I've started getting bullied in 6th grade. There was this boy that I liked and I told him . He started ignoring and insulting me at every chance he got. Soon almost everyone in my class followed. They still do it. They call me ugly, fat, useless, stupid and they tell me to kill myself because that's what everybody wants. At first I didn't care because I was young but then it started getting to me. In 8th grade I started cutting myself. The first time I did it because I had a really bad day at school and we were fighting at home. I read so many things about self harm, how it helped people. I never thought I'd be someone who cuts, but there I was with a razor in my hand, gliding it over my wrist.
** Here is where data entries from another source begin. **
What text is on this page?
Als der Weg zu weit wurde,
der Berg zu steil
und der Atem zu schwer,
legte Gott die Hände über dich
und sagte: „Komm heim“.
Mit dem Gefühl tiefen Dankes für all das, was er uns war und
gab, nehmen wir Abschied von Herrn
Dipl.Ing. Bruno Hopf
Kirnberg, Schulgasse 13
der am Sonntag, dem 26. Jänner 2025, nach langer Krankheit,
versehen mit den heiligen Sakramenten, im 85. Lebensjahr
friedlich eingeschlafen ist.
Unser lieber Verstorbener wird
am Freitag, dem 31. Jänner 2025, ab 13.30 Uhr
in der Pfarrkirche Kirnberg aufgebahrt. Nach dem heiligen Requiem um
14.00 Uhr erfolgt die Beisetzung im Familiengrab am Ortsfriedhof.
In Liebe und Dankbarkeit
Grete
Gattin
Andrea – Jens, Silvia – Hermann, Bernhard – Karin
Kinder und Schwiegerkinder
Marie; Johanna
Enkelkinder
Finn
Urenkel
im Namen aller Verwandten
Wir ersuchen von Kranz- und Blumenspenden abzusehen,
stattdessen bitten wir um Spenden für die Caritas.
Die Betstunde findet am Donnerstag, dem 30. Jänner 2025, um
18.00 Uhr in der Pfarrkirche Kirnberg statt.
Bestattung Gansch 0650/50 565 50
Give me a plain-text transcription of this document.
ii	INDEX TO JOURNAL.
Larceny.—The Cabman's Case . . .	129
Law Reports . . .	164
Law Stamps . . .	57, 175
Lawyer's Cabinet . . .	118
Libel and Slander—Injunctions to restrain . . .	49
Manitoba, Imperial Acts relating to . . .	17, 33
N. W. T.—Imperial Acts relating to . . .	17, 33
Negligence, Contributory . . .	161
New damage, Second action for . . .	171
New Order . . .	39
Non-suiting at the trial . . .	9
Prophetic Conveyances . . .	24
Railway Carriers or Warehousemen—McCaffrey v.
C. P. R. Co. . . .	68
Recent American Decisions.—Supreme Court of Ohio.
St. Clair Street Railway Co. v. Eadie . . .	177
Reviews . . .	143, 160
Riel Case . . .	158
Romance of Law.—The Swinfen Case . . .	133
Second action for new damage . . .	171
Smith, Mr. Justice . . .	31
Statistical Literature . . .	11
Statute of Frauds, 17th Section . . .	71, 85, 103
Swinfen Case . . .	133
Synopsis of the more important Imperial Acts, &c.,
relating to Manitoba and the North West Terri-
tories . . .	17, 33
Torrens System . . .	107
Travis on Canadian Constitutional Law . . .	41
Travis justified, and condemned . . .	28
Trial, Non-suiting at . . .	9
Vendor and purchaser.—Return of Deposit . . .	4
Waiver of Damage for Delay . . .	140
That's also the year I started listening to bands like All Time Low, Pierce The Veil, Sleeping With Sirens, You Me At Six, Bring Me The Horizon, Of Mice And Men, Mayday Parade etc. My favorite band is All Time Low, because they saved my life. Their song Therapy perfectly describes what I'm going through, I love their music and I love them as people. Now I'm in 9th grade and one of my "friends" saw my cuts and she told the teacher. I was told that I had to go see the school psychologist. She asked me how I was feeling and told me that she wants to have a talk with my mum. So that day I told my mum everything. About the self harm, bullying, how I hate myself and that I have suicidal thoughts basically everyday, how I'm never happy and fake smiles just to please everyone. In about a week I had to go see a doctor who told me I had depression and anxiety, which was the reason for my panic attacks. On Tuesday, in three days I have my first therapy session in a hospital. I'm really scared but I'm hoping this will help. I really hope it does get better like everyone says, though I doubt it.